Жанна с интересом стала рассматривать: широко улыбающийся Степаныч в пиджаке в крупную клетку положил руку на кинокамеру, глаза измучены творческим поиском…
— А ты всегда в этом пиджаке ходишь? — спросила Жанна.
— Нет, у меня еще костюм есть, а что?
— Да нет, ничего…
Жанна вздохнула.
От грязной, мокрой обуви покупателей на кафельном полу образовались коричневые лужи. А сегодня ее очередь полы мыть. Собирать в ведро вонючей половой тряпкой всю эту дрянь.
— Давай уедем отсюда? — вдруг предложил Степаныч.
— Куда? — невесело усмехнулась Жанна.
— К теплу, на море… В Сочи… Мы там прошлой зимой фильм снимали из американской жизни… Там сейчас хорошо, тепло… Пальмы, мандарины… Хочешь?
Жанна опять вздохнула, покосилась на вредную завсекцией, стоявшую за соседним прилавком.
— Не бойся ты ее. — От вздохов Жанны у Степаныча болело сердце. — Хоть завтра поедем… и ты забудешь про них всех… Навсегда.
— Вчера по радио передавали, в Африке снег выпал… На тридцати километрах лежал… Негры со всех сторон сбежались на него смотреть…
Отец Лены и его молодая подруга подошли к прилавку.
— Шесть стаканов за рубль пятьдесят, — протягивая Жанне чек, сказал отец Лены.
Жанна легко касалась стаканов лезвием ножа и заворачивала их. Стаканы тихо пели.
— Этот не нужно, — молодая подруга отца отставила один стакан в сторону. — Здесь рисунок другой.
— Такой же, — ответила Жанна.
— Нет! На тех цветы голубые, а на этом синие! Нам не нужно разных стаканов, правда?
— Конечно, — кивнул отец Лены.
Жанна заменила стакан, и они ушли.
— А в кино весело работать? — спросила Жанна Степаныча.
— Весело, — кивнул он. — Все шутят… Артистки кругом красивые… Только надоело мне все… Я бы целыми днями тут…
Жанна фыркнула:
— Неужели?
— Ты очень на одну девушку похожа… Я на ней жениться хотел…

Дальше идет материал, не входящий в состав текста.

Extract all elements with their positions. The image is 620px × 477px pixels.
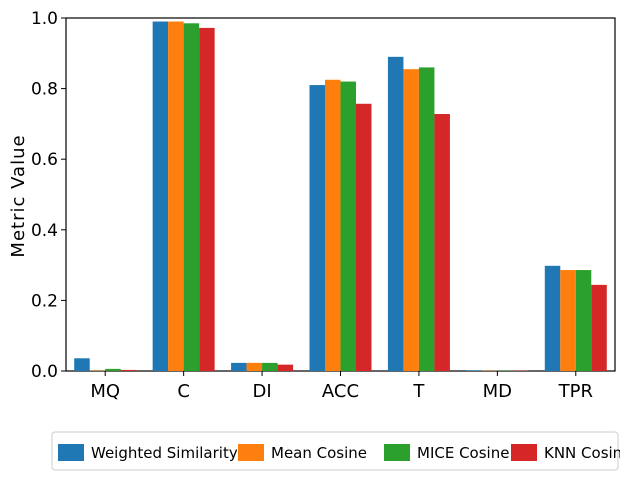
legend: Weighted Similarity Mean Cosine MICE Cosin… [52, 432, 620, 470]
y-tick-label: 0.4 [31, 221, 58, 241]
bar-di-1 [231, 363, 247, 371]
y-axis-title: Metric Value [8, 134, 29, 257]
y-tick-label: 0.2 [31, 291, 58, 311]
legend-label: MICE Cosine [417, 444, 509, 462]
y-tick-label: 0.8 [31, 80, 58, 100]
legend-swatch [511, 444, 537, 461]
x-tick-label: ACC [322, 381, 359, 402]
y-tick-label: 0.0 [31, 362, 58, 382]
bars-group [74, 22, 607, 371]
x-tick-label: C [177, 381, 190, 402]
bar-t-1 [388, 57, 404, 371]
bar-md-1 [466, 370, 482, 371]
bar-tpr-2 [560, 270, 576, 371]
bar-c-4 [199, 28, 215, 371]
bar-di-3 [262, 363, 278, 371]
bar-di-2 [247, 363, 262, 371]
bar-acc-3 [341, 82, 357, 371]
x-tick-label: TPR [558, 381, 593, 402]
x-tick-label: DI [252, 381, 271, 402]
bar-t-3 [419, 67, 435, 371]
bar-tpr-3 [576, 270, 592, 371]
bar-t-4 [434, 114, 450, 371]
x-tick-label: MQ [90, 381, 120, 402]
bar-c-1 [153, 22, 169, 371]
x-axis: MQ C DI ACC T MD TPR [90, 371, 593, 402]
legend-swatch [58, 444, 84, 461]
bar-acc-2 [325, 80, 341, 371]
bar-acc-1 [310, 85, 326, 371]
bar-mq-4 [121, 370, 137, 371]
bar-c-3 [184, 23, 200, 371]
bar-tpr-1 [545, 266, 561, 371]
legend-label: Mean Cosine [271, 444, 367, 462]
bar-acc-4 [356, 104, 372, 371]
y-tick-label: 0.6 [31, 150, 58, 170]
legend-swatch [384, 444, 410, 461]
bar-tpr-4 [591, 285, 607, 371]
y-tick-label: 1.0 [31, 9, 58, 29]
legend-label: KNN Cosine [544, 444, 620, 462]
legend-swatch [238, 444, 264, 461]
x-tick-label: MD [483, 381, 512, 402]
bar-mq-1 [74, 358, 90, 371]
bar-t-2 [403, 69, 419, 371]
legend-label: Weighted Similarity [91, 444, 238, 462]
x-tick-label: T [412, 381, 425, 402]
y-axis: 0.0 0.2 0.4 0.6 0.8 1.0 [31, 9, 66, 382]
bar-di-4 [278, 365, 294, 371]
bar-mq-3 [105, 369, 121, 371]
bar-c-2 [168, 22, 184, 371]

У прилавка стоял Губанищев и тупо смотрел на Жанну.
Степаныч покосился на него и замолчал.
— Эй! — позвал Губанищев Жанну. — Вон то блюдо мне покажите.
— Но ты лучше, Жанна, — закончил свою мысль Степаныч. — У тебя глаза красивее…
— А с золотыми полосками блюдо есть? — перебил Губанищев.